Pete Doherty's Implant Idea

Rocker tells London judge at progress report hearing that he's going to be fitted with a chemical implant to help him kick drug addiction

By Natalie Finn Jul 14, 2006 4:20 AMTags

Finally, some chemicals that might actually help Pete Doherty.

The Babyshambles frontman, who has been under lock and key more often than the Crown Jewels this year, told a London judge Thursday that he plans to have a chemical implant inserted into his abdomen to help him kick his drug habit.

Appearing at a hearing to assess his progress after pleading guilty in January to heroin, crack cocaine, morphine and marijuana possession (and then getting arrested seven times since, not counting various wrist-slaps), Doherty told Judge Jane McIvor that he planned to have the device implanted within two weeks. The gadget is about the size of a fingertip and is supposed to release a drug that prevents one from feeling the high caused by opiates.
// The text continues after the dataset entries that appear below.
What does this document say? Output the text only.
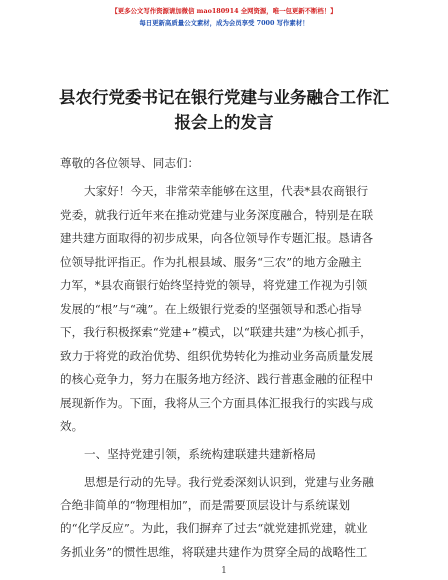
【更多公文写作资源请加微信 mao180914 全网资源，唯一包更新不断档！】
每日更新高质量公文素材，成为会员享受 7000 写作素材！
县农行党委书记在银行党建与业务融合工作汇
报会上的发言
尊敬的各位领导、同志们：
大家好！今天，非常荣幸能够在这里，代表*县农商银行
党委，就我行近年来在推动党建与业务深度融合，特别是在联
建共建方面取得的初步成果，向各位领导作专题汇报。恳请各
位领导批评指正。作为扎根县域、服务“三农”的地方金融主
力军，*县农商银行始终坚持党的领导，将党建工作视为引领
发展的“根”与“魂”。在上级银行党委的坚强领导和悉心指导
下，我行积极探索“党建+”模式，以“联建共建”为核心抓手，
致力于将党的政治优势、组织优势转化为推动业务高质量发展
的核心竞争力，努力在服务地方经济、践行普惠金融的征程中
展现新作为。下面，我将从三个方面具体汇报我行的实践与成
效。
一、坚持党建引领，系统构建联建共建新格局
思想是行动的先导。我行党委深刻认识到，党建与业务融
合绝非简单的“物理相加”，而是需要顶层设计与系统谋划
的“化学反应”。为此，我们摒弃了过去“就党建抓党建，就业
务抓业务”的惯性思维，将联建共建作为贯穿全局的战略性工
1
Or, he could just not take opiates, but addiction's a tricky thing.

"You are going in the right direction," McIvor, who's still waiting for Doherty's first negative test result, told the 27-year-old rocker. "It's not easy, especially in your circumstances. I appreciate that entirely. I think your concentration should be, within six months of the order, to get a negative test."

McIvor ordered Doherty back to court in September for another progress report.

Doherty, clad in a suit and his signature trilby (like a fedora, but with a narrower brim), arrived two hours late for his court appearance, but even two hours early wouldn't have been a moment too soon.

Kate Moss' ex was bundled off to rehab in February after copping to the aforementioned drug possession charges, with the court also ordering him to undergo monthly checkups for the next year. Apparently none of it took, as the former Libertines singer ended up repeatedly testing positive for illegal substances and bottoming out in Sweden, where he was carted off of his flight in a wheelchair with drugs still swimming in his system.

In what promises to be probably either an incredibly interesting or terribly frustrating read (or both), Orion Publishing Group Ltd. announced last month that it will publish Doherty's personal diaries detailing his music career, his brief relationship with Moss and his looong battle with drugs.

"Some of it is quite funny," Orion commissioning editor Ian Preece told the Associated Press in June. "But some of it is very, very dark."